Not that it is easy. There aren't firefighters just sitting around, waiting to be called. Those shifts left uncovered when fire crews travel are filled primarily through overtime. They're not just padding paychecks, folks. On occasion, they are working double shifts.
If you kept a running tally, there's little doubt that Long Beach Fire Department personnel and equipment go help other departments far more often than other departments come here. That's a good thing — heck, maybe it helps our karma. It certainly is the right thing to do.
But don't forget the other side of the coin. If and when we do experience a disaster such as an earthquake, flooding or a high-rise fire, those departments we have been helping stand ready to help us. That's called Mutual Aid.

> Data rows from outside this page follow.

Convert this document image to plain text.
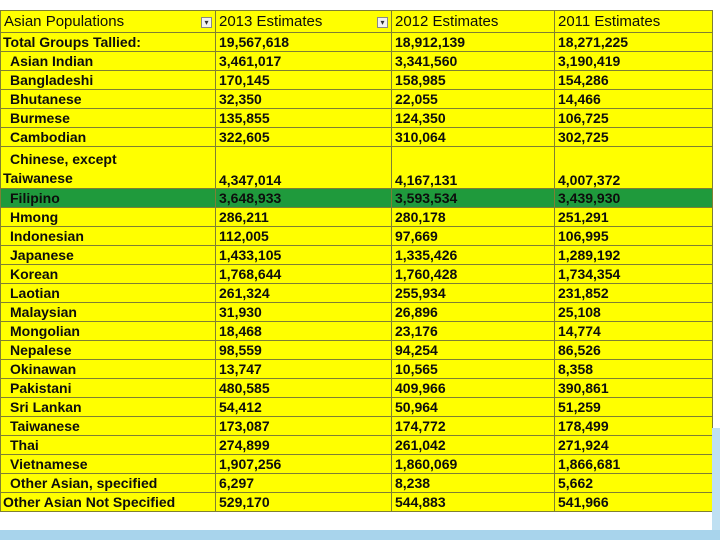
Asian Populations ▾	2013 Estimates ▾	2012 Estimates	2011 Estimates
Total Groups Tallied:	19,567,618	18,912,139	18,271,225
Asian Indian	3,461,017	3,341,560	3,190,419
Bangladeshi	170,145	158,985	154,286
Bhutanese	32,350	22,055	14,466
Burmese	135,855	124,350	106,725
Cambodian	322,605	310,064	302,725

Chinese, except
Taiwanese	4,347,014	4,167,131	4,007,372
Filipino	3,648,933	3,593,534	3,439,930
Hmong	286,211	280,178	251,291
Indonesian	112,005	97,669	106,995
Japanese	1,433,105	1,335,426	1,289,192
Korean	1,768,644	1,760,428	1,734,354
Laotian	261,324	255,934	231,852
Malaysian	31,930	26,896	25,108
Mongolian	18,468	23,176	14,774
Nepalese	98,559	94,254	86,526
Okinawan	13,747	10,565	8,358
Pakistani	480,585	409,966	390,861
Sri Lankan	54,412	50,964	51,259
Taiwanese	173,087	174,772	178,499
Thai	274,899	261,042	271,924
Vietnamese	1,907,256	1,860,069	1,866,681
Other Asian, specified	6,297	8,238	5,662
Other Asian Not Specified	529,170	544,883	541,966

And it's worth its weight in gold.
While the Fire Department is the most visible and impactful way Long Beach helps others when they need it, it is not the only way. Sticking with the fires example, there are folks from Long Beach's Salvation Army corps on hand now at fire scenes, serving meals, offering water and more at evacuation centers and elsewhere. The same goes for Long Beach members of the Red Cross.
No doubt there are other help groups I'm not aware of doing their part too. Thank you for your service.
Next Tuesday, a small chunk of Long Beach residents will elect a new member of the Long Beach City Council. Remember, this person not only will look after the needs of the First District, but will participate in decisions impacting the entire city.
In 2014, the last time there was a contested election in the First District, 2,404 people voted. That was in a citywide election that included races for the mayor, city attorney, etc.
Tuesday, only First District voters will receive a ballot, and the City Council race is the only thing on that ballot. Moreover, there will be eight names on the ballot, and this is a winner-takes-all election.
You do the math. I figure the next First District representative needs around 750 votes to win.
Does anyone else see anything wrong with that?